According to Tainglay, the new site was built to the highest international standards and includes warehousing, wastewater treatment facilities, as well as administrative and accommodation buildings for the staff. The site has been decorated with freshly planted trees, and is fenced off to prevent animals from entering it.
“The new landfill will improve hygiene in the town and provide a cleaner, more comfortable environment. Not only that, it will create jobs for the people living nearby,” he said.
Tainglay added that town authorities currently cooperate with environmental youth activists, and collect 40-50 tonnes of solid waste per day. The rubbish is transported by six garbage trucks to the site of the old landfill, which covers one hectare. The new site covers 15ha.
Bit Bunlong, the leader of Youth for Environment, which the people of Pursat town know as the only rubbish collection operator in town, told The Post that because the small area of the current landfill didn’t comply with standards, it had led to rubbish overflowing on to the farmland of people living nearby. This rendered their land unusable and presented a public health hazard.
“Now, the new landfill is almost ready for use. It will make a big difference in solving many of our challenges,” he said.

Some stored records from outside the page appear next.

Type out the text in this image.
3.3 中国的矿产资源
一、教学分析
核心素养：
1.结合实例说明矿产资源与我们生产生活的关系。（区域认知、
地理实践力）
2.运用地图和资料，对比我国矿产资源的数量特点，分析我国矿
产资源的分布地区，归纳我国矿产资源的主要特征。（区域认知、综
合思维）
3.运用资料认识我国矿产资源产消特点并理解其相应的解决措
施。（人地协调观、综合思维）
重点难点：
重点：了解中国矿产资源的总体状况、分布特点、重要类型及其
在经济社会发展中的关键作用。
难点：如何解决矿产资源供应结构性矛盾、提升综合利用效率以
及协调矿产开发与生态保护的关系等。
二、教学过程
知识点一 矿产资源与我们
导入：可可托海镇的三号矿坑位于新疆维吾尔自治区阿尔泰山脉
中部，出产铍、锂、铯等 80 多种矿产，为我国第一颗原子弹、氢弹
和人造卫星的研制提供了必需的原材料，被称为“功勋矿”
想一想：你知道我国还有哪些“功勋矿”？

According to Bunlong, most residents still lack an understanding of how to separate and pack rubbish correctly, with some even disposing of their trash in public spaces. Solving this issue will require widespread public education campaigns by civil society organisations, partners and the private sector.
“Currently, most local people do not separate their waste. Sometimes, our team has even discovered medical waste mixed in with ordinary kitchen scraps,” he said.
At the same time, just 6,500 of the town’s 17,000 families made a paid contribution towards garbage disposal.
Jyotsana Varma, Asian Development Bank (ADB) country director, expressed her optimism for the project while inspecting the landfill on November 24.
“I hope this facility will be used for the benefit of the public in a sustainable and efficient manner,” she said.
In order to encourage the participation of local communities and the private sector, she hoped that rubbish and organic waste that would be collected and transported to the new landfill could be recycled into compost for improving the soil quality of agricultural land, while plastic waste could be easily turned into consumable products.
The new landfill is one of the achievements of the $53 million project in improving urban environments to better manage services around the Tonle Sap Lake. It is supported by the ADB and the Climate Strategy Fund, with contributions from the Cambodian government and the community itself.